Republicans will push back against any gun control measures, even the most generous, eminently sensible ones, like banning automatic weapons or bump stocks.
Going forward, on the one-year anniversary of the death of their loved ones, family members will observe Yahrzeit. They will light a candle in honor of the dead that burns for 24 hours. They will recite the Mourner’s Kaddish. The weird thing about the Mourner’s Kaddish is that it does not mention death or dying. You usually learn or memorize the Mourner’s Kaddish before you learn Hebrew entirely, so if you don’t grow up speaking Hebrew, the Mourner’s Kaddish starts out to you as a child as a bizarre assemblage of sounds Then it grows up and becomes words, chanted in the same way every time. The Mourner’s Kaddish praises G-d, exalting and hallowing His name.
The official stance of the Conservative movement, which as aforementioned the Tree of Life synagogue is a part of, is accepting of LGBT Jews and pro-LGBT rights.
“People use my proper pronouns there, and I’ve been called to the Bima for aliyot during Torah services,” JE told me. Our recent reader survey found LGBTQ+ women and non-binary people more likely to identify as Jewish than members of any other organized religion.

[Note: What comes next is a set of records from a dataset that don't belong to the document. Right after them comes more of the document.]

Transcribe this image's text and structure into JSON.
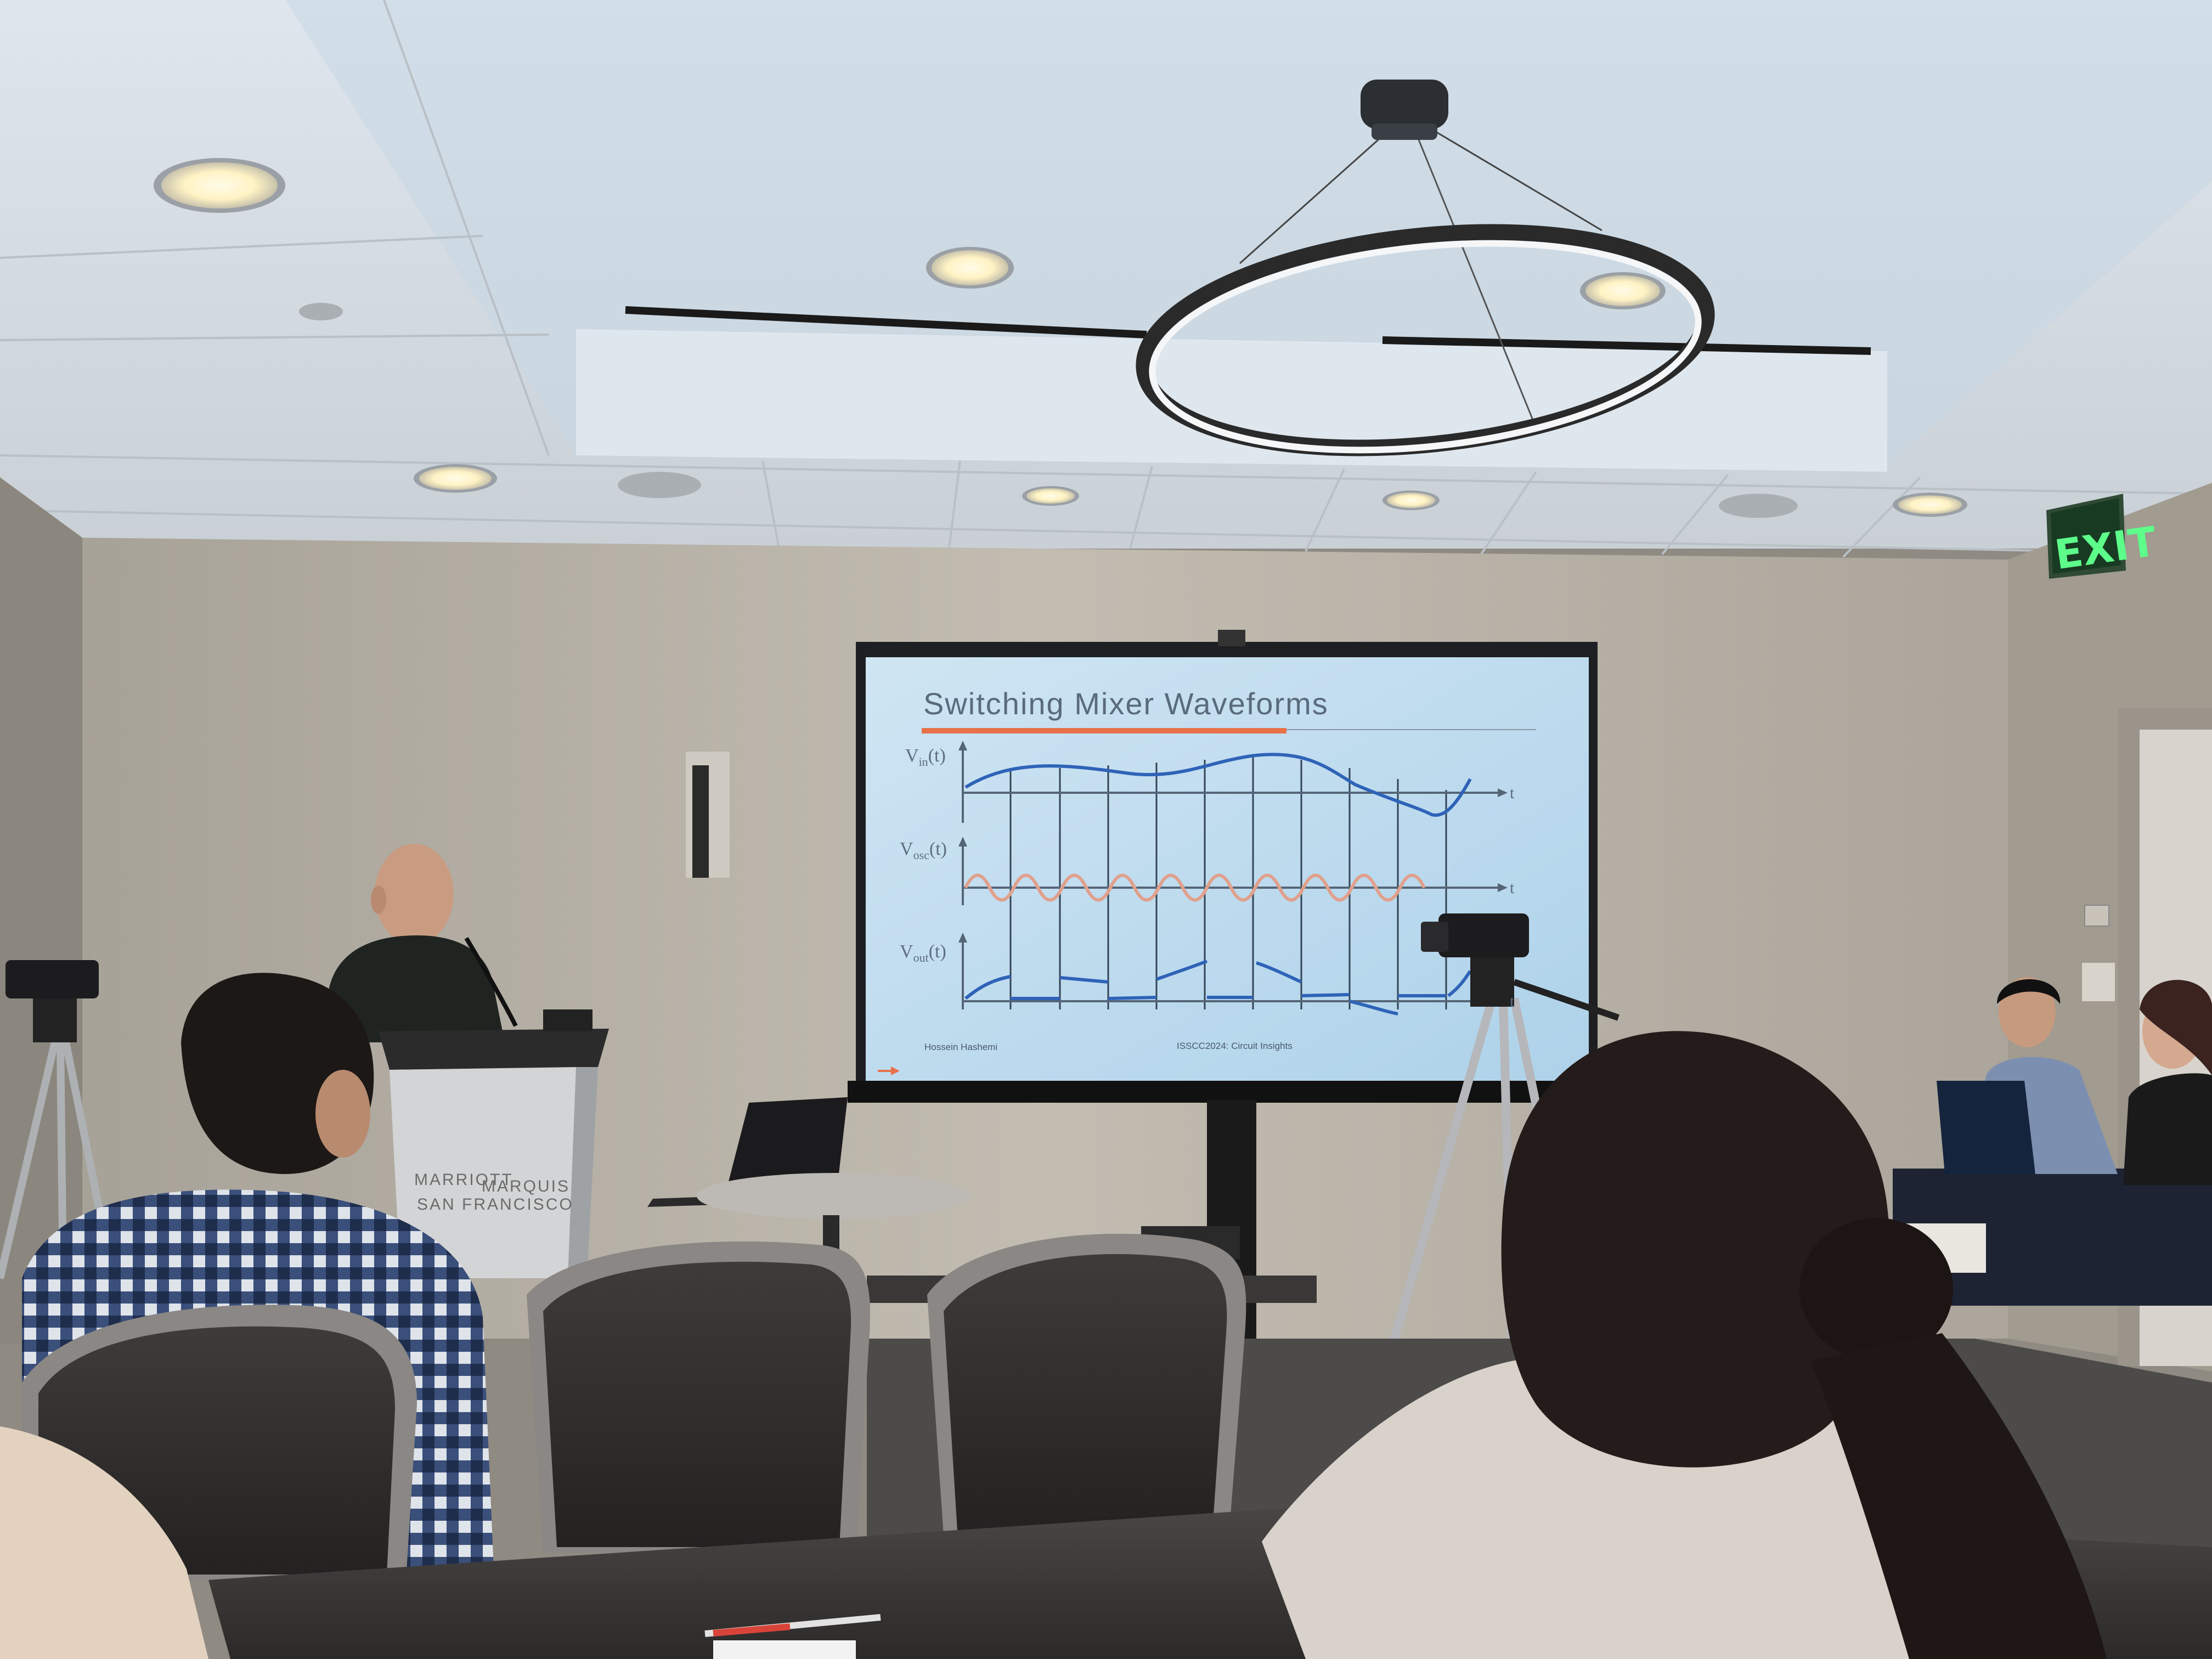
{
  "slide": {
    "title": "Switching Mixer Waveforms",
    "footer_left": "Hossein Hashemi",
    "footer_center": "ISSCC2024: Circuit Insights",
    "axis_t": "t",
    "vin_main": "V",
    "vin_sub": "in",
    "vin_arg": "(t)",
    "vosc_main": "V",
    "vosc_sub": "osc",
    "vosc_arg": "(t)",
    "vout_main": "V",
    "vout_sub": "out",
    "vout_arg": "(t)"
  },
  "exit_sign": {
    "text": "EXIT"
  },
  "podium": {
    "brand": "MARRIOTT",
    "brand2": "MARQUIS",
    "city": "SAN FRANCISCO"
  },
  "colors": {
    "ceiling": "#e6ebf0",
    "wall": "#b9b3a8",
    "screen": "#c4dced",
    "title_underline": "#e8714a",
    "vin_wave": "#2f63b8",
    "vosc_wave": "#e0a08c",
    "exit_green": "#5dff8a"
  }
}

I mention this only to point out that there is a much larger segment of our community (8.2%) who feel a personal connection to today’s events than there are in non-LGBTQ communities (2%), and to be aware of that. It is also important to be aware that not all Jews are white, and that queer Jews of color, at this horrific moment in human history, are likely in need of extra support and comfort.
All day this Jewish folk song has been stuck in my head, because it’s called “The Tree of Life.” It’s one of the first ones you learn in Religious School because it’s simple and upbeat, and has only a few lyrics. It goes:
It is a tree of life to them who hold fast to it
and all of its supporters are happy,
It is a tree of life to them who hold fast to it
and all of its supporters are happy.
Shalom, by the way, means “peace” and “hello” and “goodbye.” It means all of those things.
This is what will happen next, as per Genesis 4:10 — blood shed by murder will cry out to G-d from the ground.
Blood shed by murder will call out to G-d from the ground.
The injured, for whom we say the מִי שֶׁבֵּרַךְ: Paul Leger, 70. A 61-year-old woman, a 55-year-old man, a 27-year-old male police officer and a 40-year-old male SWAT officer.
These are the names of the dead:
Daniel Stein, 71
Joyce Fienberg, 75
Richard Gottfried, 65
Rose Mallinger, 97
Jerry Raminowitz, 66
Brothers Cecil Rosenthal, 59, and David Rosenthal, 54
Husband and wife Bernice Simon, 84 and Sylvan Simon, 86
Melvin Wax, 88
Irving Younger, 69
And as long as we live, they too will live, for they are now a part of us, as we remember them.